No conceito se inclui geralmente, não obstante, aquela que, ao invés, visa apenas constitui-lo. Não existindo ainda, tal como está ordenado juridicamente o domínio dos bens, o direito real almejado, o autor é titular apenas do direito potestativo a que o tribunal o declare e a obtê-lo.

A diferença espelha-se no tipo de acção adequada: a declarativa de condenação ou a constitutiva – artºs 2º, nº 2, e 10º, nº 2, alíneas b) e c).

E reflecte-se precisamente na causa de pedir: como se viu, na primeira, é o facto jurídico de que deriva o direito real (v. g., contrato, usucapião); na segunda, é o facto concreto invocado para se obter o efeito pretendido (v. g., o encravamento).(…)

Assim, ante a acima referida dicotomia acções declarativas/acções constitutivas especificada no artº 10º, do CPC, se, por um dos modos admissíveis, o autor alega estar já constituída a seu favor, ou melhor, em benefício de prédio dominante de que é dono, uma servidão de passagem e o dono do prédio serviente não a respeita nem reconhece e se opõe mesmo ao respectivo exercício, a acção é de mera declaração ou apreciação e condenatória.

Se, diferentemente, apenas invoca os factos concretos justificativos do seu direito potestativo a constituir tal servidão e pretende que o tribunal, julgando-os procedentes, a declare constituída, assim provocando através da sentença uma alteração na ordem jurídica pré-existente com a criação ex novo de tal encargo sobre o prédio vizinho em proveito do seu, a acção é constitutiva (28).

Refere o Tribunal a quo que, no caso em análise, o Autor pretende, pela presente ação, obter a mudança da servidão de passagem existente no seu prédio em favor do mencionado prédio dos RR. identificado na al. a) do art. 1º da PI para outro local do seu prédio situado mais a poente da servidão atual e analisa se estão preenchidos os requisitos para a mudança da dita servidão, referindo: “A servidão predial é o encargo imposto num prédio em proveito exclusivo de outro prédio pertencente a dono diferente (diz-se serviente o prédio sujeito à servidão e dominante o que dela beneficia), sendo certo que o dono do prédio serviente não pode estorvar o uso da servidão (artigos 1543º e 1568º, n.º 1 do C. Civil).

O direito de servidão (predial) é um ius in re aliena, um direito real de gozo limitado (menor) - o encargo (sobre o prédio onerado/serviente) é imposto em proveito de outro prédio pertencente a dono diferente (prédio dominante), verificando-se, assim, uma restrição ou limitação ao conteúdo do direito de propriedade sobre o prédio onerado.
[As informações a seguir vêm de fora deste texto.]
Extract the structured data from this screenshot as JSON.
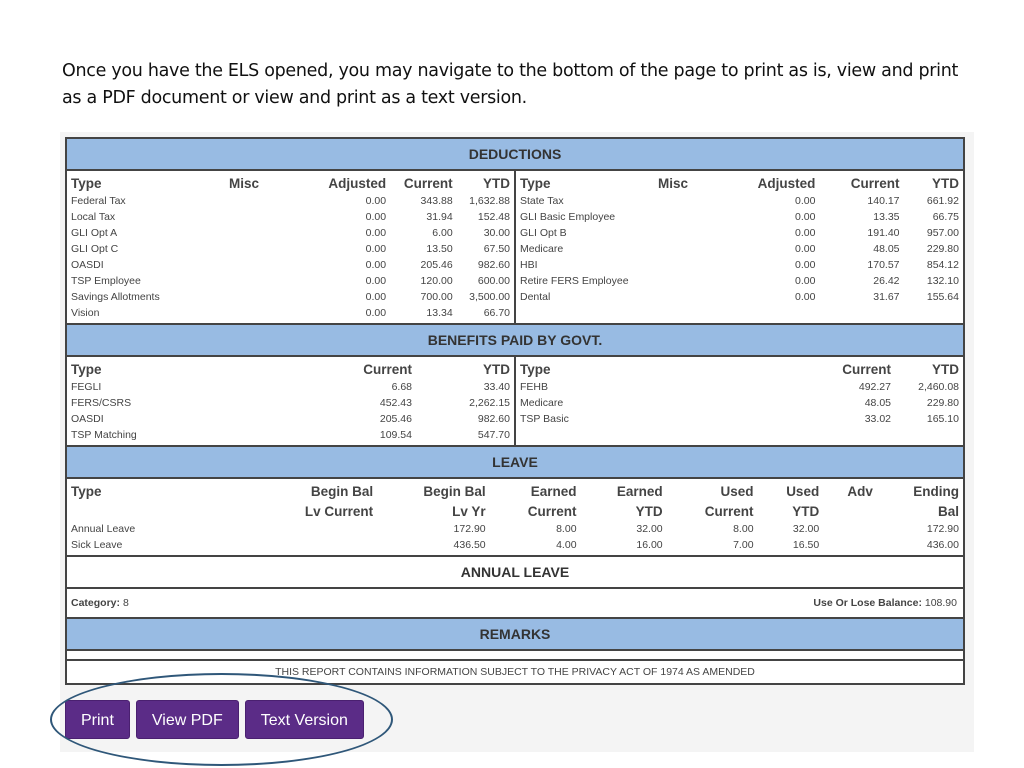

O proprietário do prédio serviente não pode estorvar o uso da servidão, mas pode, a todo o tempo, exigir a mudança dela para sítio diferente do primitivamente assinado, ou para outro prédio, se a mudança lhe for conveniente e não prejudicar os interesses do proprietário do prédio dominante, contanto que a faça à sua custa; com o consentimento de terceiro pode a servidão ser mudada para o prédio deste (art.º 1568º, n.º 1).

A mudança da servidão feita à custa do proprietário do prédio serviente, fica sempre subordinada a um duplo requisito:

a) é necessário que ela se mostre conveniente ao dono do prédio serviente;
b) é ainda essencial que não se prejudiquem os interesses do proprietário do prédio dominante, sendo certo que o que conta para este efeito são os interesses dignos de ponderação (interesses sérios ou relevantes) e não os meros caprichos ou comodidades do titular da servidão. (Vide Acórdão do Tribunal da Relação de Coimbra de 12/11/2013, Proc. nº 126/10.2TBSRE.C1, disponível em www.dgsi.pt).

De acordo com o disposto no artigo 1568º nº 4 do C. Civil, trata-se de uma faculdade irrenunciável o direito de alteração do sítio por onde a servidão primitivamente se exercia no prédio serviente, que se deverá basear, principalmente, em razões de equidade.

A justa ponderação dos interesses dos proprietários dos prédios passa obrigatoriamente por um critério de proporcionalidade entre a necessidade ou conveniência da diminuição do encargo sobre o prédio serviente e o prejuízo que a mudança de servidão possa acarretar para prédio encravado, tudo, em nome da supra referida função social da propriedade nas relações entre vizinhos.

Ora, contrariamente ao decidido pelo Tribunal a quo, até em divergência do pedido formulado, como supra se analisou, verifica-se que a presente ação não é, apenas, constitutiva mas, ainda, declarativa de simples apreciação e de condenação.

E, com efeito, não pediu o Autor, meramente, autorização para proceder à mudança de servidão que onera o seu prédio descrito em 1 dos factos provados em favor dos prédios dos RR. descritos em 11 a 13, passando esta a efetuar-se por uma faixa de terreno existente no prédio do A. que, partindo do mesmo caminho da anterior, se inicia num portão sito a cerca de 30 metros do referido em 15 dos factos provados, e a poente deste, seguindo para norte até ao prédio dos RR. identificado em 11.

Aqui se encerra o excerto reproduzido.